There are two strands to their new spring blockbuster’s bow. The first covers the way clothing has been inspired by the beauty of nature for hundreds of years (think jaw-dropping seventeenth-century botanical embroidery through to Alexander McQueen’s final complete collection, which coated runway models in an amphibian-like skin). 

The second explains how fashion has, more often than not, devastatingly exploited the natural world, from skinning beavers and shooting albatrosses to mass-scale cotton and silk production.

The ground floor of the exhibition is given over to the pomp of the past. It’s a sartorial nature-based feast of whalebone corsets, collapsible bonnets, bird-topped hats and feathered muffs.
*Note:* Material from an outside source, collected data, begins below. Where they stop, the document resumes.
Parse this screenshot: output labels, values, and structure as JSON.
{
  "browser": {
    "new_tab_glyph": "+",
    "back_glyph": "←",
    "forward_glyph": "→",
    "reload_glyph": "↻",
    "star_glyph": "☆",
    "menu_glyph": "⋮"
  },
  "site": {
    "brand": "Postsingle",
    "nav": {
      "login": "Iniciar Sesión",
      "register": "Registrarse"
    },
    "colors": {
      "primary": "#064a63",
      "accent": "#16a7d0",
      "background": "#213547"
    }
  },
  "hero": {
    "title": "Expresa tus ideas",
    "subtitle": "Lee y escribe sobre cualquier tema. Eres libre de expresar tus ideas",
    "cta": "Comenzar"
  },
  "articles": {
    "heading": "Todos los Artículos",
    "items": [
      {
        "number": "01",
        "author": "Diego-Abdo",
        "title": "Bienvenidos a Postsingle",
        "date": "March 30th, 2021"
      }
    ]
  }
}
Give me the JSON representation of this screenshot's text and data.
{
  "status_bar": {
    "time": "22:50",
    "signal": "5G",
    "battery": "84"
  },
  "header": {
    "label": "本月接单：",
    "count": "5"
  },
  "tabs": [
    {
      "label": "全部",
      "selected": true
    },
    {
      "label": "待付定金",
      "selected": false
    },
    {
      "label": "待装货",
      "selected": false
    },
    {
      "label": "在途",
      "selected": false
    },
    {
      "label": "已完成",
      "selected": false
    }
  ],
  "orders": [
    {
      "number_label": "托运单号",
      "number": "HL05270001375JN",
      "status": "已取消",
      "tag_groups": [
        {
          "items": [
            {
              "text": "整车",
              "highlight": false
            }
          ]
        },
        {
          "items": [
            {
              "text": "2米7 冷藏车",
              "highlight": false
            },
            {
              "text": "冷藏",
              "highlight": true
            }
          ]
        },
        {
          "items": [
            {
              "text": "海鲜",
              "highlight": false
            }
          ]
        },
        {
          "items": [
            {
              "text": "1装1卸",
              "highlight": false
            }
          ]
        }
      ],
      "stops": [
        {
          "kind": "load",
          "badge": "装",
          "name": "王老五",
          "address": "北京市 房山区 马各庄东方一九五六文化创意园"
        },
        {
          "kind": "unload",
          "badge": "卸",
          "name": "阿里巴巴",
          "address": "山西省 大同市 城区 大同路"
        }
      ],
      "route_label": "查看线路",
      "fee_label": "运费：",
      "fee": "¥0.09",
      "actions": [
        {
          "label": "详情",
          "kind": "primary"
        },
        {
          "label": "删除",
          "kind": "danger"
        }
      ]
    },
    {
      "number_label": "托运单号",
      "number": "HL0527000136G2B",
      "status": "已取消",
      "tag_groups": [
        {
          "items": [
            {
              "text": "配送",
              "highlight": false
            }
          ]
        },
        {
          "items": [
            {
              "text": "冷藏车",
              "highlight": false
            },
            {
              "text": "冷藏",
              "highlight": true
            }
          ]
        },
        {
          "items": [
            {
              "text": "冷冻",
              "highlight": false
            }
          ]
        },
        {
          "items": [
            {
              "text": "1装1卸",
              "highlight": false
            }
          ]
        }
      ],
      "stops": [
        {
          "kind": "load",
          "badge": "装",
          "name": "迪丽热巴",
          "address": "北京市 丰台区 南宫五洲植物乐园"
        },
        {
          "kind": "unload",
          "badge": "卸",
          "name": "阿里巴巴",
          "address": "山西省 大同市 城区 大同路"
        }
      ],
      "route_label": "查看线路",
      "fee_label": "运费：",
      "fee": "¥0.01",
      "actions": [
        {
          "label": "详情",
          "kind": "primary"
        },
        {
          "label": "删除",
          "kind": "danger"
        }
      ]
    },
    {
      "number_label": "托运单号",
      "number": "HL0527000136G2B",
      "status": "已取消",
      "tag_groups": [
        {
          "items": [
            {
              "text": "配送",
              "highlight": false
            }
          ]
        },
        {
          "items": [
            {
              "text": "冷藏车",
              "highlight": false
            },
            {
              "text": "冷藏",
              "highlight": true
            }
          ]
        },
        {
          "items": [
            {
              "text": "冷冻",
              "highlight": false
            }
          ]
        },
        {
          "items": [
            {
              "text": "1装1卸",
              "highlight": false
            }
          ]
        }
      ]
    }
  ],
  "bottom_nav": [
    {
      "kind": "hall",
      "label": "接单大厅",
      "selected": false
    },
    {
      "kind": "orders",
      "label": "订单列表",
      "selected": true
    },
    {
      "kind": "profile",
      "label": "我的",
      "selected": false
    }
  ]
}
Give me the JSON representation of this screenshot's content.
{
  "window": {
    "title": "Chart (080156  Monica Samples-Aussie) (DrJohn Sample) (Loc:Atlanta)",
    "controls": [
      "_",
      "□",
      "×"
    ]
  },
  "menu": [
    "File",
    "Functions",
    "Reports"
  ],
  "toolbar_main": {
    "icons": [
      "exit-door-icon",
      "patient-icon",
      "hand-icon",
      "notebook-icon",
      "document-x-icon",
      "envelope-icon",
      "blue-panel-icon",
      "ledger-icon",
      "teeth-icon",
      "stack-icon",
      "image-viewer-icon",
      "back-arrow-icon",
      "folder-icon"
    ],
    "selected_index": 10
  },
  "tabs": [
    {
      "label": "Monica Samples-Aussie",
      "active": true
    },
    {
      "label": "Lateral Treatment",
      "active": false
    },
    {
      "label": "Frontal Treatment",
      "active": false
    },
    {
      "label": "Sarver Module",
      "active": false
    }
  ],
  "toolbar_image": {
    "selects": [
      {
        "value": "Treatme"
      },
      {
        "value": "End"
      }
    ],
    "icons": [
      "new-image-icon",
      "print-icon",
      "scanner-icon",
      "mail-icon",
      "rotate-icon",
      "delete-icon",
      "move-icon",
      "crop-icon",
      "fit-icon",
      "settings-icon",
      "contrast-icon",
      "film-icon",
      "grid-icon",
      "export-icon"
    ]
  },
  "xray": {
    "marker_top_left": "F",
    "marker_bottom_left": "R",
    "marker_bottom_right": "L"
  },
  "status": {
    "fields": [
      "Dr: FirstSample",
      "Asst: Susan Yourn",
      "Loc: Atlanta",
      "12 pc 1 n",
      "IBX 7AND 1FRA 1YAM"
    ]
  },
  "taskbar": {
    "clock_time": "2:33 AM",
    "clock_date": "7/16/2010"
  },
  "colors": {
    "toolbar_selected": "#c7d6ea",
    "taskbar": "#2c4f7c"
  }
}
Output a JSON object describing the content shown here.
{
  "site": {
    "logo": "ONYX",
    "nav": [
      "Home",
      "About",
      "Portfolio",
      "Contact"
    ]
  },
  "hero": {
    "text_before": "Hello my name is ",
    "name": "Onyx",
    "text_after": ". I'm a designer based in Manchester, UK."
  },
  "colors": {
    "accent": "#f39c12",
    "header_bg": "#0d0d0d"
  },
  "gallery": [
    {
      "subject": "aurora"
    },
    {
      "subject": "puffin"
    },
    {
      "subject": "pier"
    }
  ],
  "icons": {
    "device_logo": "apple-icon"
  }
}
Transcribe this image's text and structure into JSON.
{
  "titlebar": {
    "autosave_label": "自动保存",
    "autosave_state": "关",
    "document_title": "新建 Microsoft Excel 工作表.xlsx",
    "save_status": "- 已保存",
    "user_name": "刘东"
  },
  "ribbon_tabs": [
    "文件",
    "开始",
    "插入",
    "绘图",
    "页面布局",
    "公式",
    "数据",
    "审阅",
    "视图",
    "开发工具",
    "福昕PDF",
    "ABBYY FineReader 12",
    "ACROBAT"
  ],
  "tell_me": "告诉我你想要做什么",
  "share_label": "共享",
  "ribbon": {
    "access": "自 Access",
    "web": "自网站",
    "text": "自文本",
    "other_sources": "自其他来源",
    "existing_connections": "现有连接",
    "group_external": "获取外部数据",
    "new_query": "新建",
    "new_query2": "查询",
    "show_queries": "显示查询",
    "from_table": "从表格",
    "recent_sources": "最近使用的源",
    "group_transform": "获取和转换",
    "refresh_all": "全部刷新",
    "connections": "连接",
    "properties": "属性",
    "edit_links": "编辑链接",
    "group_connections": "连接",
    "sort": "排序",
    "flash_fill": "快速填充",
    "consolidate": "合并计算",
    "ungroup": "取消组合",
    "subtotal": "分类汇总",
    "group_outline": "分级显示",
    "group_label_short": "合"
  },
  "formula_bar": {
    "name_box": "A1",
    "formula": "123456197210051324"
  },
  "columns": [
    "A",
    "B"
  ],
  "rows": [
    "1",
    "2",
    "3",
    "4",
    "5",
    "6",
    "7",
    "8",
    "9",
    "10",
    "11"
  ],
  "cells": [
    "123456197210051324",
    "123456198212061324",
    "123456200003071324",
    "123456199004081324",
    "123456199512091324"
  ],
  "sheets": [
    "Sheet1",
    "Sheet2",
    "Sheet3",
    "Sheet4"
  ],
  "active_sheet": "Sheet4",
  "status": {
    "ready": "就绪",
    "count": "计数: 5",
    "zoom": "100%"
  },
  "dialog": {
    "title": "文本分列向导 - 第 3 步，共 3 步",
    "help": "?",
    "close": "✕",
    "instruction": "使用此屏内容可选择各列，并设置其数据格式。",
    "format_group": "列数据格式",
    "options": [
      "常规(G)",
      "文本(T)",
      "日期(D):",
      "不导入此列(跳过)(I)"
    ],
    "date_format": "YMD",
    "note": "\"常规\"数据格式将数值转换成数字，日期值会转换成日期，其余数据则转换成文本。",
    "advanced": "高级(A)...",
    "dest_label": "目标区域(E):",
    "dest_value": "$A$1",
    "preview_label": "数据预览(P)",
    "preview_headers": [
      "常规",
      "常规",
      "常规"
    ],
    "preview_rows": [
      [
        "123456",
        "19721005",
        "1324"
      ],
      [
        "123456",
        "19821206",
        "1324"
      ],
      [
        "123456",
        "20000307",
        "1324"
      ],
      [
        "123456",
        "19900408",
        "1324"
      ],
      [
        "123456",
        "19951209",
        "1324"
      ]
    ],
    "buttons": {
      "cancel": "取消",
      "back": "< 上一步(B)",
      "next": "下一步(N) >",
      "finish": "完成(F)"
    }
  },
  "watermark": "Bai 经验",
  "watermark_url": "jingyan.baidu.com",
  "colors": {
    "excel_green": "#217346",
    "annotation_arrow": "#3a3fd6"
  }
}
The ever-present tension is between the visual beauty of the creations and the ethically questionable materials used to make them. 

Upstairs the focus shifts to the modern era and the brands working with ingenious new technologies to make fashion sustainable. There’s nothing dodgy-looking made from sackcloth hemp here – much of this is high (or high street) fashion, proving that the days of ‘eco-fashion’ equalling New Age are long gone. 

Dotted throughout are pretty additions to the space including Instagrammable ferns in glass bottles and some Attenborough-style videos of climate change screwing over the Earth. 

There are many clever echoes between the upstairs and downstairs sections. Some are visual, like an eighteenth-century fan and a 2014 Christopher Kane outfit, both adorned with images of the sexual anatomy of flowers. Others are thematic, as with the early attempts at sourcing alternative materials like ‘vegetable ivory’ taken from the seeds of a dwarf palm tree.

As the success of companies from Erdem to Oasis shows, we love a good floral frock. But this exhibition is about more than looking fabulous. It’s about the future of fashion – and the planet.